After a company decides to go public and its shares begin to trade on a stock exchange. After this process, supply and demand determine its share price for the company’s shares in the market. In case of high demand for its shares according to some favorable factors, the price will rise. If the firm’s future growth potential doesn’t seem reasonable, sellers of the stock can decrease its cost.

For example, let’s say that Microsoft trades for $71.43 on a particular day and has around 7.8 billion shares.

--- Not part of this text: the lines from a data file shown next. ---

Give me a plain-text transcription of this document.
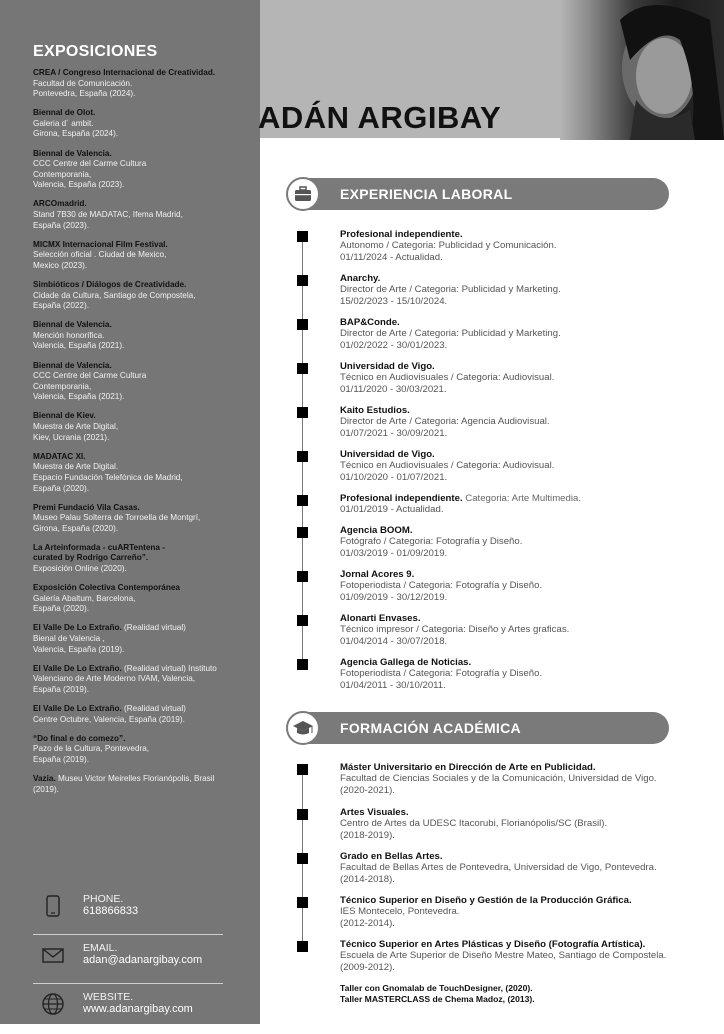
EXPOSICIONES
CREA / Congreso Internacional de Creatividad.
Facultad de Comunicación.
Pontevedra, España (2024).
Biennal de Olot.
Galeria d´ ambit.
Girona, España (2024).
Biennal de Valencia.
CCC Centre del Carme Cultura
Contemporania,
Valencia, España (2023).
ARCOmadrid.
Stand 7B30 de MADATAC, Ifema Madrid,
España (2023).
MICMX Internacional Film Festival.
Selección oficial . Ciudad de Mexico,
Mexico (2023).
Simbióticos / Diálogos de Creatividade.
Cidade da Cultura, Santiago de Compostela,
España (2022).
Biennal de Valencia.
Mención honorífica.
Valencia, España (2021).
Biennal de Valencia.
CCC Centre del Carme Cultura
Contemporania,
Valencia, España (2021).
Biennal de Kiev.
Muestra de Arte Digital,
Kiev, Ucrania (2021).
MADATAC XI.
Muestra de Arte Digital.
Espacio Fundación Telefónica de Madrid,
España (2020).
Premi Fundació Vila Casas.
Museo Palau Solterra de Torroella de Montgrí,
Girona, España (2020).
La Arteinformada - cuARTentena -
curated by Rodrigo Carreño”.
Exposición Online (2020).
Exposición Colectiva Contemporánea
Galería Abaltum, Barcelona,
España (2020).
El Valle De Lo Extraño. (Realidad virtual)
Bienal de Valencia ,
Valencia, España (2019).
El Valle De Lo Extraño. (Realidad virtual) Instituto
Valenciano de Arte Moderno IVAM, Valencia,
España (2019).
El Valle De Lo Extraño. (Realidad virtual)
Centre Octubre, Valencia, España (2019).
“Do final e do comezo”.
Pazo de la Cultura, Pontevedra,
España (2019).
Vazia. Museu Victor Meirelles Florianópolis, Brasil
(2019).
PHONE.
618866833
EMAIL.
adan@adanargibay.com
WEBSITE.
www.adanargibay.com
ADÁN ARGIBAY
EXPERIENCIA LABORAL
Profesional independiente.
Autonomo / Categoria: Publicidad y Comunicación.
01/11/2024 - Actualidad.
Anarchy.
Director de Arte / Categoria: Publicidad y Marketing.
15/02/2023 - 15/10/2024.
BAP&Conde.
Director de Arte / Categoria: Publicidad y Marketing.
01/02/2022 - 30/01/2023.
Universidad de Vigo.
Técnico en Audiovisuales / Categoria: Audiovisual.
01/11/2020 - 30/03/2021.
Kaito Estudios.
Director de Arte / Categoria: Agencia Audiovisual.
01/07/2021 - 30/09/2021.
Universidad de Vigo.
Técnico en Audiovisuales / Categoria: Audiovisual.
01/10/2020 - 01/07/2021.
Profesional independiente. Categoria: Arte Multimedia.
01/01/2019 - Actualidad.
Agencia BOOM.
Fotógrafo / Categoria: Fotografía y Diseño.
01/03/2019 - 01/09/2019.
Jornal Acores 9.
Fotoperiodista / Categoria: Fotografía y Diseño.
01/09/2019 - 30/12/2019.
Alonarti Envases.
Técnico impresor / Categoria: Diseño y Artes graficas.
01/04/2014 - 30/07/2018.
Agencia Gallega de Noticias.
Fotoperiodista / Categoria: Fotografía y Diseño.
01/04/2011 - 30/10/2011.
FORMACIÓN ACADÉMICA
Máster Universitario en Dirección de Arte en Publicidad.
Facultad de Ciencias Sociales y de la Comunicación, Universidad de Vigo.
(2020-2021).
Artes Visuales.
Centro de Artes da UDESC Itacorubi, Florianópolis/SC (Brasil).
(2018-2019).
Grado en Bellas Artes.
Facultad de Bellas Artes de Pontevedra, Universidad de Vigo, Pontevedra.
(2014-2018).
Técnico Superior en Diseño y Gestión de la Producción Gráfica.
IES Montecelo, Pontevedra.
(2012-2014).
Técnico Superior en Artes Plásticas y Diseño (Fotografía Artística).
Escuela de Arte Superior de Diseño Mestre Mateo, Santiago de Compostela.
(2009-2012).
Taller con Gnomalab de TouchDesigner, (2020).
Taller MASTERCLASS de Chema Madoz, (2013).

Consider also that the company has a value of around $71.43 x 7.8 billion = $557.154 billion. Let’s take this one step and follow the idea. We can notice that Facebook, which has a $167.45 stock price and 2.38 billion shares (market cap = $396.8 billion), is worth less than a firm with a $71.42 stock price and 7.8 billion shares (market cap = $557.154 billion).

Misunderstandings About Market Capitalization

However, some people often use it to describe a company (for example, terms such as large-cap and small-cap). However, we should note that the market cap can not measure the value of a company’s assets. Only a careful analysis of the fundamentals of the company can do that. Market capitalization is an incomplete way to value a business because the basis of its market price can not fundamentally reflect how much a piece of the company is worth. The market sometimes overvalues or undervalues shares. The market price can only determine how much it is willing to pay for shares and not how much it is worth. 

In addition to that, it measures the price of buying all of a firm’s shares. However, the company’s market cap can not determine the value the company might cost to get in an alliance transaction.

Sometimes people use a market cap synonymously with a firm’s market value. Therefore, it is essential to keep in mind that a market cap applies only to the market value of a company’s assets instead of including its overall market value, including the value of its debt or investments.

The post Market Capitalization and Company’s Stock Price: Explained appeared first on FinanceBrokerage.